Board mandate

Unitary board structure

The balance of strategic financial, commercial and healthcare skills on the Board provides a mix of perspectives that bring sufficient depth and independence to our strategic leadership and oversight responsibilities.

- JM Kahn, non-executive Chairman

Non-executive directors are re-elected every three years.


We are committed to and fully endorse the principles of good corporate governance recommended by King III, and set out in the JSE Listings Requirements. Voluntary codes such as the United Nations Global Compact and the recommendations of the Organisation for Economic Co-operation and Development are also considered.
  • The Group has complied with the amended JSE Listings Requirements.
  • The Group has applied all the King III principles.
  • IT governance is properly managed and aligned to business needs and strategy.

We have reviewed King IV and will ensure appropriate reporting in 2017. Our combined assurance framework is being revised to align to the five-level combined assurance model introduced in King IV.

All business units, departments and subsidiaries are required to comply with all applicable legislation and regulations. The legislative landscape is proactively monitored and the Board is kept informed of regulatory changes and non-binding standards, codes and relevant sector developments that could potentially affect the Group. Where required, changes are implemented within defined timelines.

Compliance risk is monitored by the Risk Committee and managed through the compliance framework. During 2016, a governance, compliance, legislative and contractual risk review was undertaken in each business. The review also evaluated the full regulatory environment impacting the Group and the healthcare sector in SA.

Netcare was not subject to any material penalties, fines or criminal prosecutions during the reporting period.

The Group is suitably resourced to manage legal proceedings, claims and actions instituted against it. The Board is of the opinion that there is no legal action that will materially affect the operations of the Group.

Accountability and control

An appropriate system of internal controls is maintained to safeguard and manage Netcare’s assets, minimise losses arising from fraud and/or other illegal acts, and fairly present financial and operational information. Group Internal Audit fulfils an assurance and consulting function, and is mandated to provide independent and objective assurance over this system of internal controls. Group Internal Audit’s activities provide assurance to our stakeholders that Netcare operates in a responsible manner.

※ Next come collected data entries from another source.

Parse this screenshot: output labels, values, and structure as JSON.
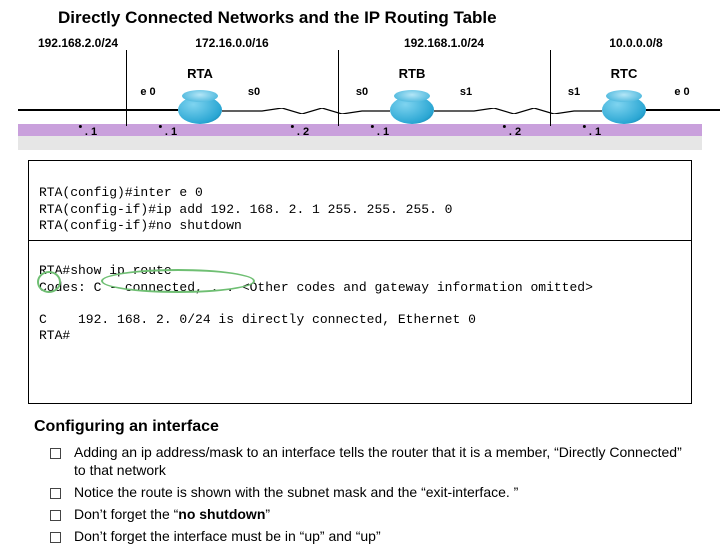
{
  "title": "Directly Connected Networks and the IP Routing Table",
  "topology": {
    "nets": {
      "n0": "192.168.2.0/24",
      "n1": "172.16.0.0/16",
      "n2": "192.168.1.0/24",
      "n3": "10.0.0.0/8"
    },
    "routers": {
      "r0": "RTA",
      "r1": "RTB",
      "r2": "RTC"
    },
    "ifs": {
      "a_e0": "e 0",
      "a_s0": "s0",
      "b_s0": "s0",
      "b_s1": "s1",
      "c_s1": "s1",
      "c_e0": "e 0"
    },
    "ips": {
      "p0": ". 1",
      "p1": ". 1",
      "p2": ". 2",
      "p3": ". 1",
      "p4": ". 2",
      "p5": ". 1"
    }
  },
  "terminal": {
    "l1": "RTA(config)#inter e 0",
    "l2": "RTA(config-if)#ip add 192. 168. 2. 1 255. 255. 255. 0",
    "l3": "RTA(config-if)#no shutdown",
    "l4": "RTA#show ip route",
    "l5": "Codes: C - connected, . . <Other codes and gateway information omitted>",
    "l6": "C    192. 168. 2. 0/24 is directly connected, Ethernet 0",
    "l7": "RTA#"
  },
  "subheading": "Configuring an interface",
  "bullets": {
    "b0": "Adding an ip address/mask to an interface tells the router that it is a member, “Directly Connected” to that network",
    "b1": "Notice the route is shown with the subnet mask and the “exit-interface. ”",
    "b2a": "Don’t forget the “",
    "b2b": "no shutdown",
    "b2c": "”",
    "b3": "Don’t forget the interface must be in “up” and “up”"
  }
}
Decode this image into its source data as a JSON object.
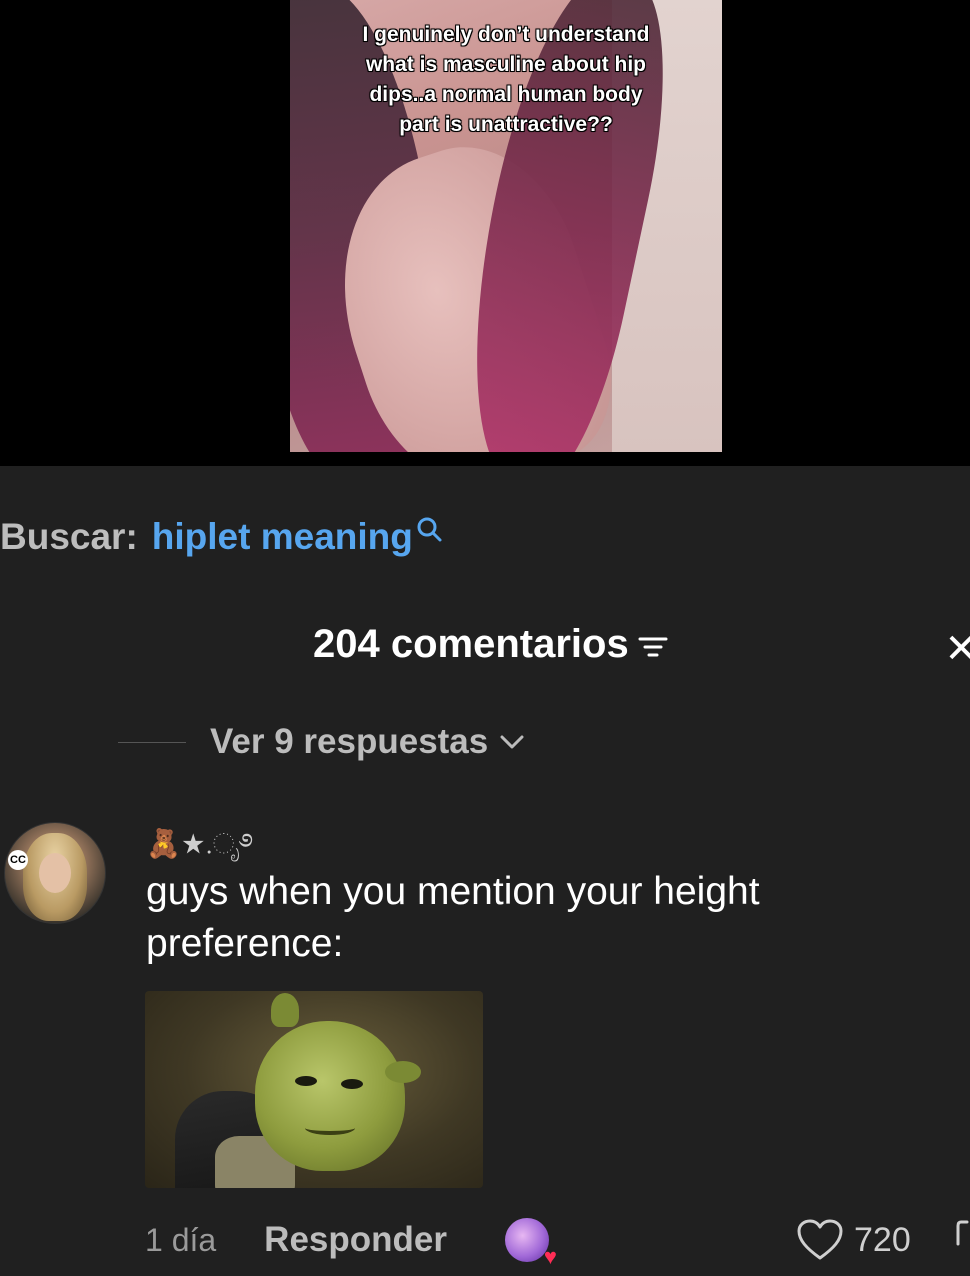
{
  "video": {
    "overlay_text": "I genuinely don’t understand what is masculine about hip dips..a normal human body part is unattractive??"
  },
  "search": {
    "label": "Buscar:",
    "term": "hiplet meaning"
  },
  "comments_header": {
    "count_text": "204 comentarios"
  },
  "thread": {
    "view_replies": "Ver 9 respuestas"
  },
  "comment": {
    "username": "🧸★.ೃ࿔",
    "avatar_badge": "CC",
    "text": "guys when you mention your height preference:",
    "time": "1 día",
    "reply_label": "Responder",
    "likes": "720"
  },
  "icons": {
    "search": "search-icon",
    "filter": "filter-icon",
    "close": "close-icon",
    "chevron": "chevron-down-icon",
    "like": "heart-icon",
    "dislike": "dislike-icon"
  },
  "colors": {
    "panel_bg": "#202020",
    "link_blue": "#57a6ef",
    "secondary_text": "#bcbcbc"
  }
}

  • Drives Netcare’s strategy.
  • Accountable to shareholders and other stakeholders for the performance of the Group.
  • Provides effective leadership based on an ethical foundation of responsibility, accountability, fairness and transparency.
  • Endeavours to ensure that Group strategy, risk, performance and sustainability are managed in an integrated way that creates sustainable value for the Group and its stakeholders.
  • Instructs and oversees the organisation’s management and control structure.
  • Sets performance goals, and manages and monitors their achievement.
  • Delegates responsibility for economic, environmental and social issues to governance committees and reviews the management of these issues.

Key activities in 2016

  • Approved the refined strategy for SA.
  • Facilitated the changes required to align to the amended JSE Listings Requirements.
  • Ensured effective governance and risk management processes.
  • Reviewed executive performance and the adherence of governance committees to their Board-approved terms of reference.
  • Ensured that consideration was given to succession planning at Board level.
  • Monitored stakeholder engagement.
  • Considered the restructuring of the rental agreements for 35 BMI Healthcare hospitals in the UK.
  • Considered investment proposals to address growth.
  • Actively contributed to and participated in HMI.

Succession planning

The average age of the Board is 58; therefore succession planning is a key focus area to ensure that skills are retained following the retirement of older members. We seek to balance fresh perspectives from newer members with the experience and institutional knowledge of those with longer tenures.


The performance of the Board, its committees and individual directors is assessed through an internal process overseen by the Chairman’s Forum. Assessments cover the governance of economic, environmental and social issues. The last assessment took place in November 2014 and confirmed that the Board and its committees were operating effectively. In 2015, focus was placed on Board succession planning and an appropriate commitment to diversity, and resulted in the appointment of two directors and Deputy Chair, Thevendrie Brewer. To allow for the appropriate integration of the new Board members and Deputy Chair, the next Board assessment was scheduled for November 2016. An abbreviated evaluation review was proposed to assess individual director performance based on a series of metrics that focus on both personal and substantive issues. The findings will be reviewed in 2017.

The Board and governance committees fully complied with their terms of reference during 2016.


The Board possesses a wide range of expertise and experience.